Vingt ans après l’adoption de la loi n°2005-96, considérée à l’époque comme une pierre angulaire de la transparence et de la responsabilité économique, la Tunisie se trouve face à une interrogation fondamentale : notre cadre de gouvernance est-il encore adapté aux réalités du temps présent ?
C’est à cette question que la 7ᵉ édition du Forum de la Gouvernance, organisée par le Centre Tunisien de Gouvernance des Entreprises (CTGE) sous l’égide de l’IACE, a voulu répondre.

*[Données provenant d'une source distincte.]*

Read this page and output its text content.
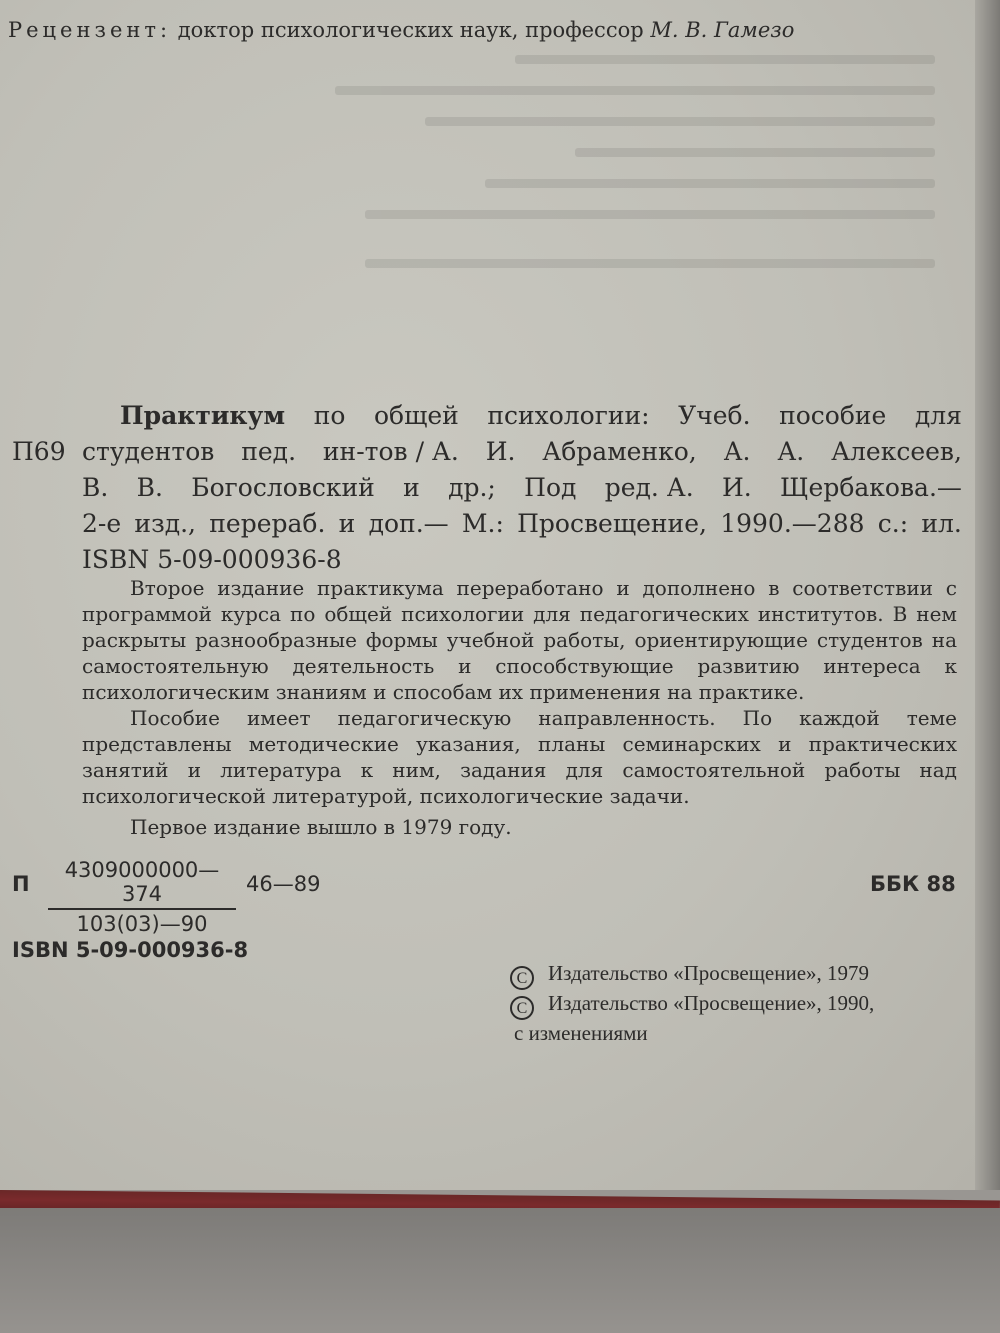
Рецензент: доктор психологических наук, профессор М. В. Гамезо
П69
Практикум по общей психологии: Учеб. пособие для
студентов пед. ин-тов / А. И. Абраменко, А. А. Алексеев,
В. В. Богословский и др.; Под ред. А. И. Щербакова.—
2-е изд., перераб. и доп.— М.: Просвещение, 1990.—288 с.: ил.
ISBN 5-09-000936-8

Второе издание практикума переработано и дополнено в соответствии с программой курса по общей психологии для педагогических институтов. В нем раскрыты разнообразные формы учебной работы, ориентирующие студентов на самостоятельную деятельность и способствующие развитию интереса к психологическим знаниям и способам их применения на практике.

Пособие имеет педагогическую направленность. По каждой теме представлены методические указания, планы семинарских и практических занятий и литература к ним, задания для самостоятельной работы над психологической литературой, психологические задачи.

Первое издание вышло в 1979 году.
П $\frac{4309000000—374}{103(03)—90}$ 46—89	ББК 88
ISBN 5-09-000936-8
C Издательство «Просвещение», 1979
C Издательство «Просвещение», 1990,
с изменениями
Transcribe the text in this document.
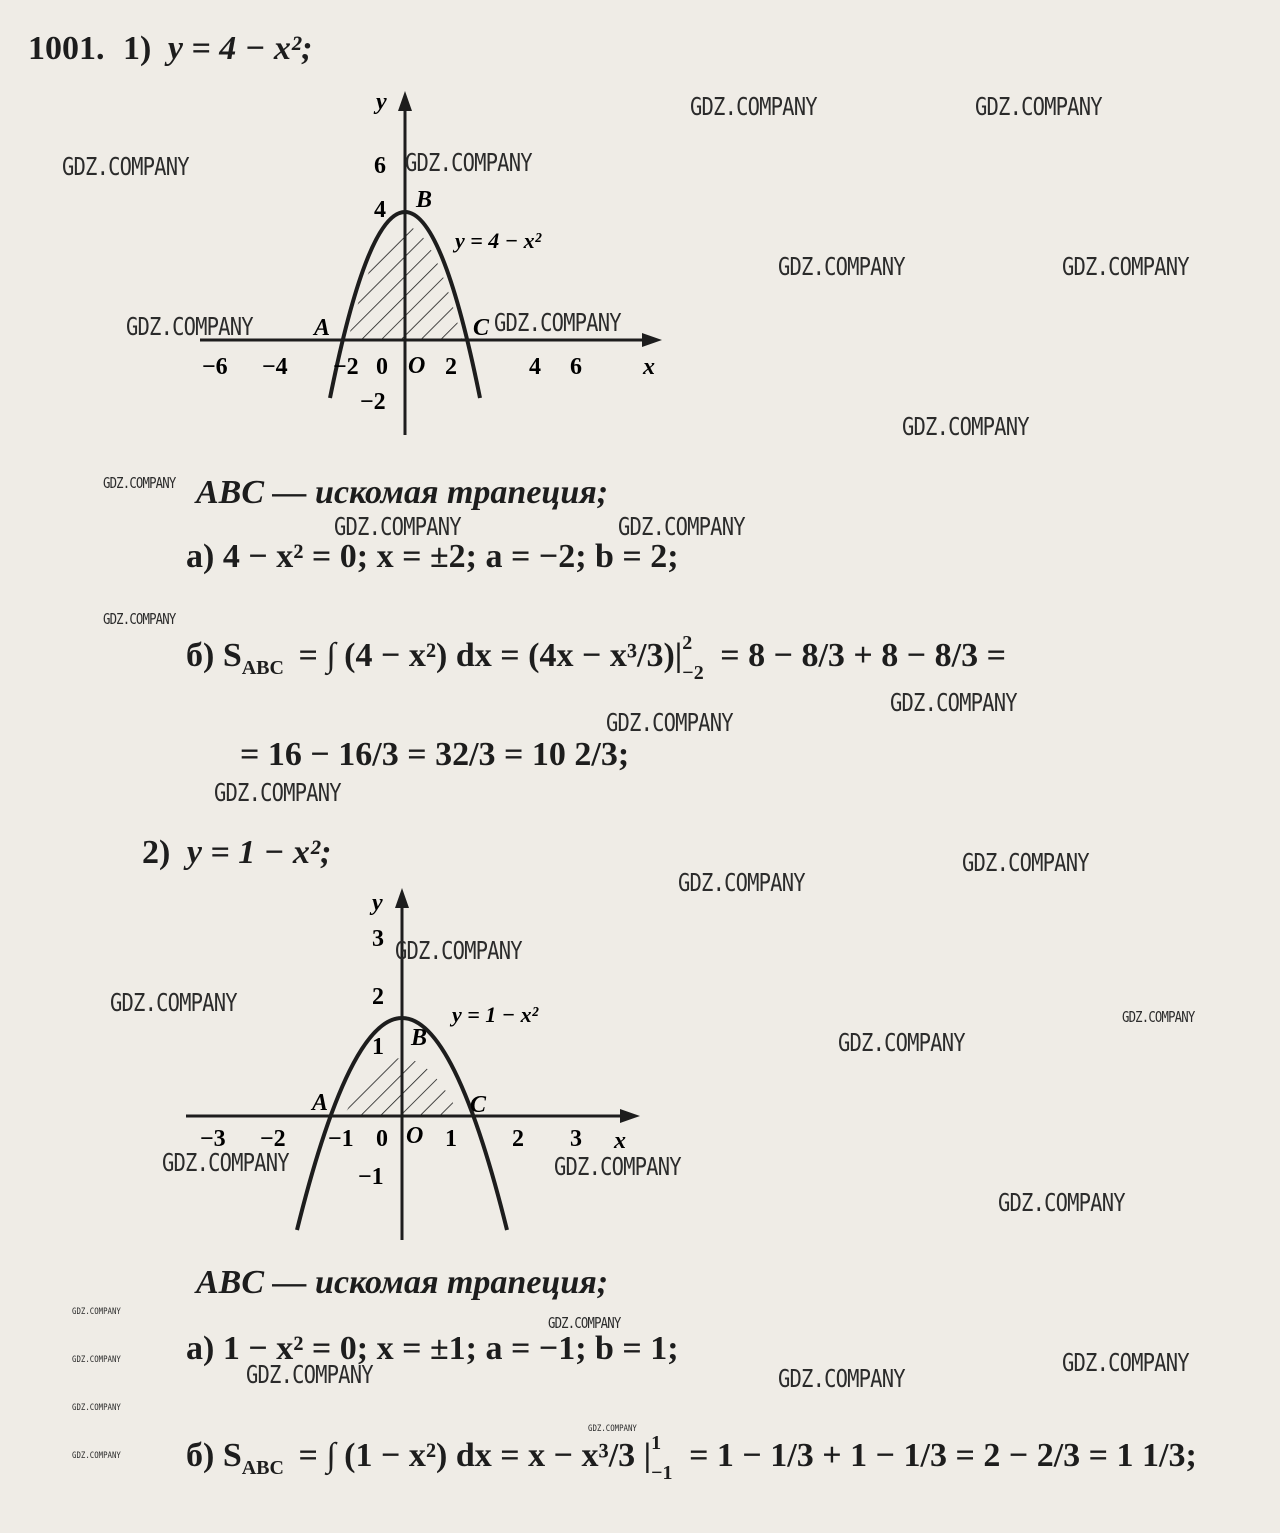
1001. 1) y = 4 − x²;
y
x
−6 −4 −2 0 2	4 6
O
6
4
−2
A
B
C
y = 4 − x²
ABC — искомая трапеция;
а) 4 − x² = 0; x = ±2; a = −2; b = 2;
б) $S_{ABC}$ = ∫ (4 − x²) dx = (4x − x³/3)| 2
−2 = 8 − 8/3 + 8 − 8/3 =
= 16 − 16/3 = 32/3 = 10 2/3;
2) y = 1 − x²;
y
x
−3 −2 −1 0 1 2 3
O
3
2
1
−1
A
B
C
y = 1 − x²
ABC — искомая трапеция;
а) 1 − x² = 0; x = ±1; a = −1; b = 1;
б) $S_{ABC}$ = ∫ (1 − x²) dx = x − x³/3 | 1
−1 = 1 − 1/3 + 1 − 1/3 = 2 − 2/3 = 1 1/3;
GDZ.COMPANY	GDZ.COMPANY
GDZ.COMPANY	GDZ.COMPANY
GDZ.COMPANY	GDZ.COMPANY
GDZ.COMPANY	GDZ.COMPANY
GDZ.COMPANY
GDZ.COMPANY
GDZ.COMPANY	GDZ.COMPANY
GDZ.COMPANY
GDZ.COMPANY
GDZ.COMPANY
GDZ.COMPANY
GDZ.COMPANY
GDZ.COMPANY
GDZ.COMPANY
GDZ.COMPANY	GDZ.COMPANY
GDZ.COMPANY
GDZ.COMPANY	GDZ.COMPANY
GDZ.COMPANY
GDZ.COMPANY
GDZ.COMPANY
GDZ.COMPANY	GDZ.COMPANY
GDZ.COMPANY	GDZ.COMPANY
GDZ.COMPANY
GDZ.COMPANY
GDZ.COMPANY
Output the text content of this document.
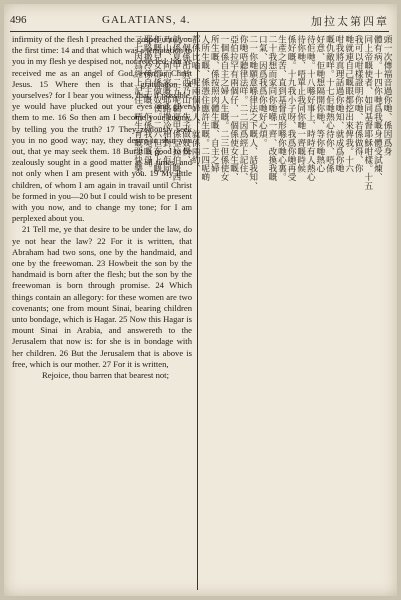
496	GALATIANS, 4.	加拉太第四章

infirmity of the flesh I preached the gospel unto you the first time: 14 and that which was a temptation to you in my flesh ye despised not, nor rejected; but ye received me as an angel of God, even as Christ Jesus. 15 Where then is that gratulation of yourselves? for I bear you witness, that, if possible, ye would have plucked out your eyes and given them to me. 16 So then am I become your enemy, by telling you the truth? 17 They zealously seek you in no good way; nay, they desire to shut you out, that ye may seek them. 18 But it is good to be zealously sought in a good matter at all times, and not only when I am present with you. 19 My little children, of whom I am again in travail until Christ be formed in you—20 but I could wish to be present with you now, and to change my tone; for I am perplexed about you.

21 Tell me, ye that desire to be under the law, do ye not hear the law? 22 For it is written, that Abraham had two sons, one by the handmaid, and one by the freewoman. 23 Howbeit the son by the handmaid is born after the flesh; but the son by the freewoman is born through promise. 24 Which things contain an allegory: for these women are two covenants; one from mount Sinai, bearing children unto bondage, which is Hagar. 25 Now this Hagar is mount Sinai in Arabia, and answereth to the Jerusalem that now is: for she is in bondage with her children. 26 But the Jerusalem that is above is free, which is our mother. 27 For it is written,

Rejoice, thou barren that bearest not;

頭一次傳福音過你哋、係因爲身
體有病。十四你哋爲我嘅身體受試煉、
同上帝嘅使者、如同基督耶穌咁樣。十五
我可以咁樣證明你哋、若係做得、你
哋就連自己嘅眼都挖出來俾我。十六
咁我將真理話過你哋知、就成爲你哋
嘅仇敵咩。十七佢哋熱心待你、唔係
好意、佢哋想隔開你哋、等你哋熱心
待佢哋。十八喺好事上、時時有人熱心
待你哋、唔單止我同你哋一齊嘅時候
係好嘅。十九我小子呀、我爲你哋再受
生產之苦、直到基督成形喺你哋心裏。
二十我想而家同你哋喺一齊、改換我嘅
口氣、因爲我爲你哋好心煩。
二一你哋願意喺律法之下嘅人、話我知、
你哋唔聽律法咩。二二因爲經上記住、
亞伯拉罕有兩個仔、一個係使女生嘅、
一個係自主之婦人生嘅。二三但係使女
所生嘅、係按照肉體生嘅、自主之婦
人所生嘅、係憑住應許生嘅。二四呢啲
都係比喻、呢兩個婦人、就係兩約、
一個係出於西乃山、生子做奴僕、
就係夏甲。二五呢個夏甲係亞拉伯嘅西
乃山、同而家嘅耶路撒冷相對、佢同
佢嘅兒女都係做奴僕。二六但在上嘅
耶路撒冷係自主嘅、佢係我哋嘅母。
二七因爲經上記住、唔生育嘅要快樂、
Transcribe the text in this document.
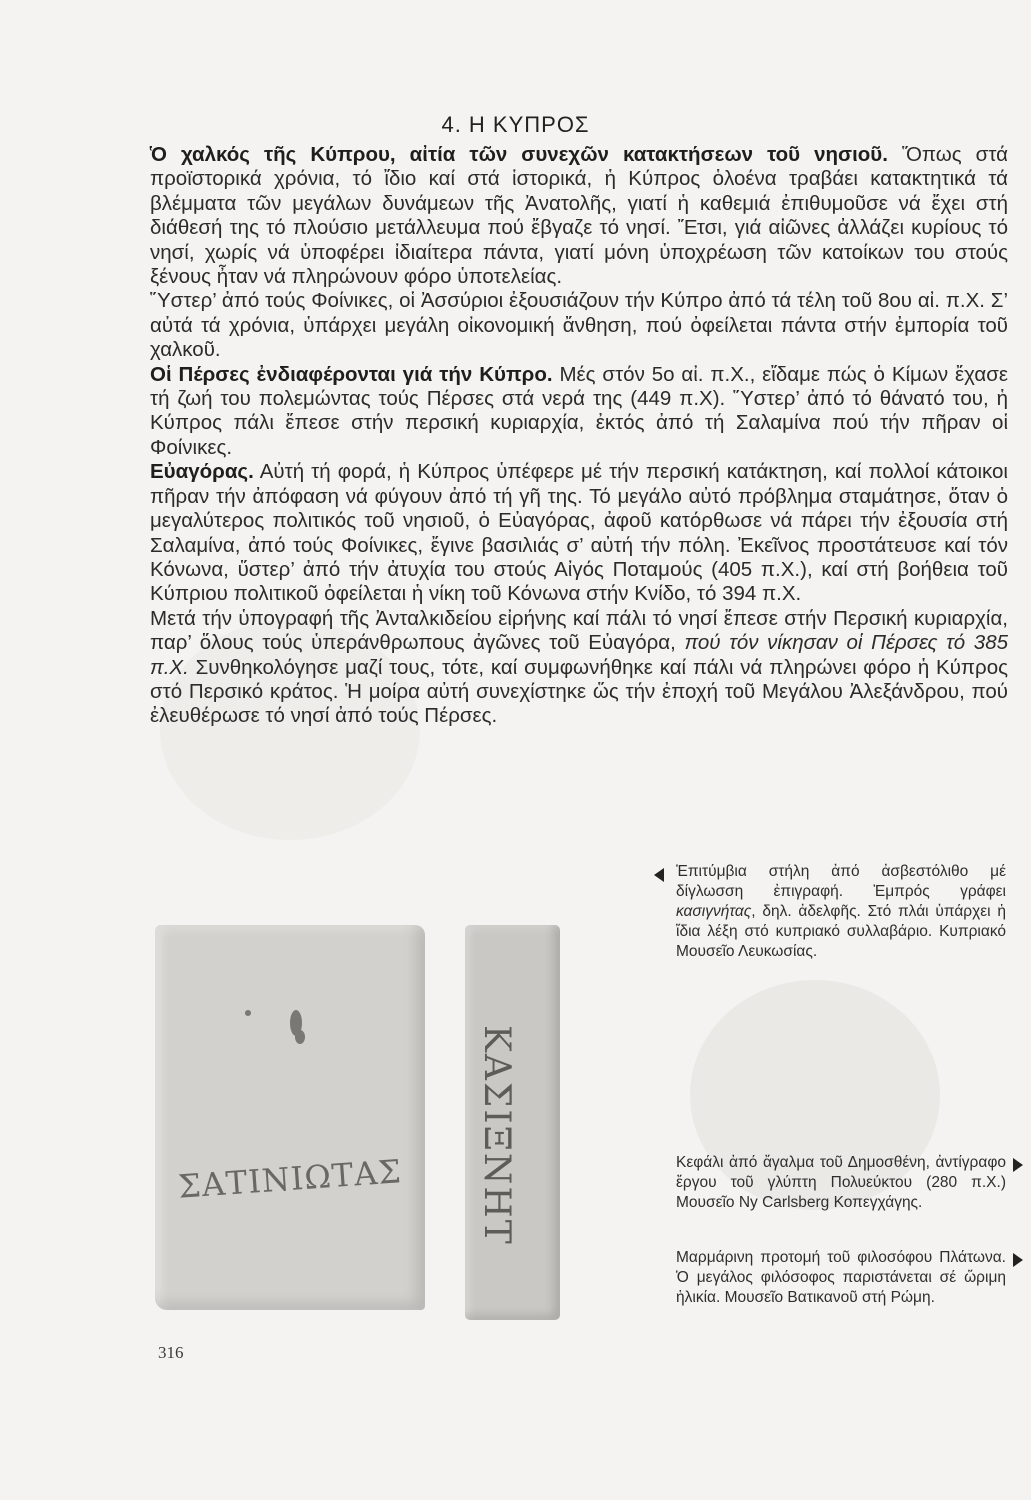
4. Η ΚΥΠΡΟΣ

Ὁ χαλκός τῆς Κύπρου, αἰτία τῶν συνεχῶν κατακτήσεων τοῦ νησιοῦ. Ὅπως στά προϊστορικά χρόνια, τό ἴδιο καί στά ἱστορικά, ἡ Κύπρος ὁλοένα τραβάει κατακτητικά τά βλέμματα τῶν μεγάλων δυνάμεων τῆς Ἀνατολῆς, γιατί ἡ καθεμιά ἐπιθυμοῦσε νά ἔχει στή διάθεσή της τό πλούσιο μετάλλευμα πού ἔβγαζε τό νησί. Ἔτσι, γιά αἰῶνες ἀλλάζει κυρίους τό νησί, χωρίς νά ὑποφέρει ἰδιαίτερα πάντα, γιατί μόνη ὑποχρέωση τῶν κατοίκων του στούς ξένους ἦταν νά πληρώνουν φόρο ὑποτελείας.

Ὕστερ’ ἀπό τούς Φοίνικες, οἱ Ἀσσύριοι ἐξουσιάζουν τήν Κύπρο ἀπό τά τέλη τοῦ 8ου αἰ. π.Χ. Σ’ αὐτά τά χρόνια, ὑπάρχει μεγάλη οἰκονομική ἄνθηση, πού ὀφείλεται πάντα στήν ἐμπορία τοῦ χαλκοῦ.

Οἱ Πέρσες ἐνδιαφέρονται γιά τήν Κύπρο. Μές στόν 5ο αἰ. π.Χ., εἴδαμε πώς ὁ Κίμων ἔχασε τή ζωή του πολεμώντας τούς Πέρσες στά νερά της (449 π.Χ). Ὕστερ’ ἀπό τό θάνατό του, ἡ Κύπρος πάλι ἔπεσε στήν περσική κυριαρχία, ἐκτός ἀπό τή Σαλαμίνα πού τήν πῆραν οἱ Φοίνικες.

Εὐαγόρας. Αὐτή τή φορά, ἡ Κύπρος ὑπέφερε μέ τήν περσική κατάκτηση, καί πολλοί κάτοικοι πῆραν τήν ἀπόφαση νά φύγουν ἀπό τή γῆ της. Τό μεγάλο αὐτό πρόβλημα σταμάτησε, ὅταν ὁ μεγαλύτερος πολιτικός τοῦ νησιοῦ, ὁ Εὐαγόρας, ἀφοῦ κατόρθωσε νά πάρει τήν ἐξουσία στή Σαλαμίνα, ἀπό τούς Φοίνικες, ἔγινε βασιλιάς σ’ αὐτή τήν πόλη. Ἐκεῖνος προστάτευσε καί τόν Κόνωνα, ὕστερ’ ἀπό τήν ἀτυχία του στούς Αἰγός Ποταμούς (405 π.Χ.), καί στή βοήθεια τοῦ Κύπριου πολιτικοῦ ὀφείλεται ἡ νίκη τοῦ Κόνωνα στήν Κνίδο, τό 394 π.Χ.

Μετά τήν ὑπογραφή τῆς Ἀνταλκιδείου εἰρήνης καί πάλι τό νησί ἔπεσε στήν Περσική κυριαρχία, παρ’ ὅλους τούς ὑπεράνθρωπους ἀγῶνες τοῦ Εὐαγόρα, πού τόν νίκησαν οἱ Πέρσες τό 385 π.Χ. Συνθηκολόγησε μαζί τους, τότε, καί συμφωνήθηκε καί πάλι νά πληρώνει φόρο ἡ Κύπρος στό Περσικό κράτος. Ἡ μοίρα αὐτή συνεχίστηκε ὥς τήν ἐποχή τοῦ Μεγάλου Ἀλεξάνδρου, πού ἐλευθέρωσε τό νησί ἀπό τούς Πέρσες.

ΣΑΤΙΝΙΩΤΑΣ ΚΑΣΙΞΝΗΤ
Ἐπιτύμβια στήλη ἀπό ἀσβεστόλιθο μέ δίγλωσση ἐπιγραφή. Ἐμπρός γράφει κασιγνήτας, δηλ. ἀδελφῆς. Στό πλάι ὑπάρχει ἡ ἴδια λέξη στό κυπριακό συλλαβάριο. Κυπριακό Μουσεῖο Λευκωσίας.
Κεφάλι ἀπό ἄγαλμα τοῦ Δημοσθένη, ἀντίγραφο ἔργου τοῦ γλύπτη Πολυεύκτου (280 π.Χ.) Μουσεῖο Ny Carlsberg Κοπεγχάγης.
Μαρμάρινη προτομή τοῦ φιλοσόφου Πλάτωνα. Ὁ μεγάλος φιλόσοφος παριστάνεται σέ ὥριμη ἡλικία. Μουσεῖο Βατικανοῦ στή Ρώμη.
316
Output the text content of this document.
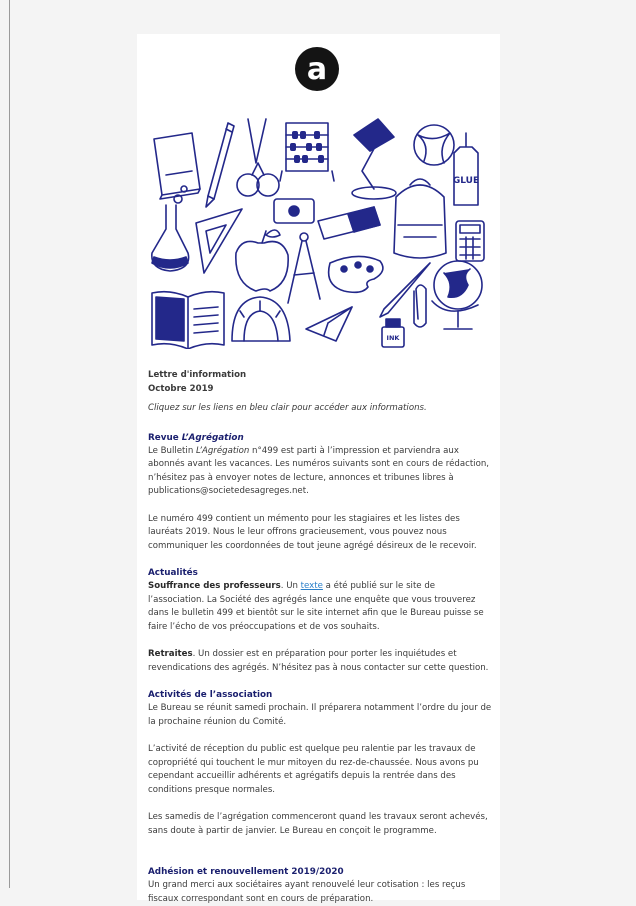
a
GLUE
INK

Lettre d'information

Octobre 2019

Cliquez sur les liens en bleu clair pour accéder aux informations.

Revue L’Agrégation

Le Bulletin L’Agrégation n°499 est parti à l’impression et parviendra aux abonnés avant les vacances. Les numéros suivants sont en cours de rédaction, n’hésitez pas à envoyer notes de lecture, annonces et tribunes libres à publications@societedesagreges.net.

Le numéro 499 contient un mémento pour les stagiaires et les listes des lauréats 2019. Nous le leur offrons gracieusement, vous pouvez nous communiquer les coordonnées de tout jeune agrégé désireux de le recevoir.

Actualités

Souffrance des professeurs. Un texte a été publié sur le site de l’association. La Société des agrégés lance une enquête que vous trouverez dans le bulletin 499 et bientôt sur le site internet afin que le Bureau puisse se faire l’écho de vos préoccupations et de vos souhaits.

Retraites. Un dossier est en préparation pour porter les inquiétudes et revendications des agrégés. N’hésitez pas à nous contacter sur cette question.

Activités de l’association

Le Bureau se réunit samedi prochain. Il préparera notamment l’ordre du jour de la prochaine réunion du Comité.

L’activité de réception du public est quelque peu ralentie par les travaux de copropriété qui touchent le mur mitoyen du rez-de-chaussée. Nous avons pu cependant accueillir adhérents et agrégatifs depuis la rentrée dans des conditions presque normales.

Les samedis de l’agrégation commenceront quand les travaux seront achevés, sans doute à partir de janvier. Le Bureau en conçoit le programme.

Adhésion et renouvellement 2019/2020

Un grand merci aux sociétaires ayant renouvelé leur cotisation : les reçus fiscaux correspondant sont en cours de préparation.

La rencontre, tenue sous le thème « 20 ans après la Loi n°2005-96 : Faut-il revoir et actualiser notre cadre de gouvernance ? » samedi 18 octobre a ligué experts comptables, dirigeants d’entreprises, régulateurs et universitaires autour d’un même constat : le cadre juridique et institutionnel de la gouvernance, pourtant novateur à son origine, montre aujourd’hui ses limites, voire son obsolescence.
Zoubeir Chaïeb : « Passer du constat à l’action »
Dans son discours d’ouverture, Zoubeir Chaïeb, vice-président de l’IACE, a rappelé la portée historique de la loi de 2005. Adoptée dans un contexte de réformes économiques et de modernisation du climat des affaires, cette loi visait à renforcer la transparence des relations financières, garantir l’indépendance des commissaires aux comptes et instaurer des comités d’audit au sein des entreprises. Elle devait constituer la base d’un modèle de gouvernance inspiré des normes internationales, reposant sur trois piliers : transparence, responsabilité et intégrité.
« La Tunisie ne pourra ni être compétitive ni pérenne sans une gouvernance efficace et crédible. »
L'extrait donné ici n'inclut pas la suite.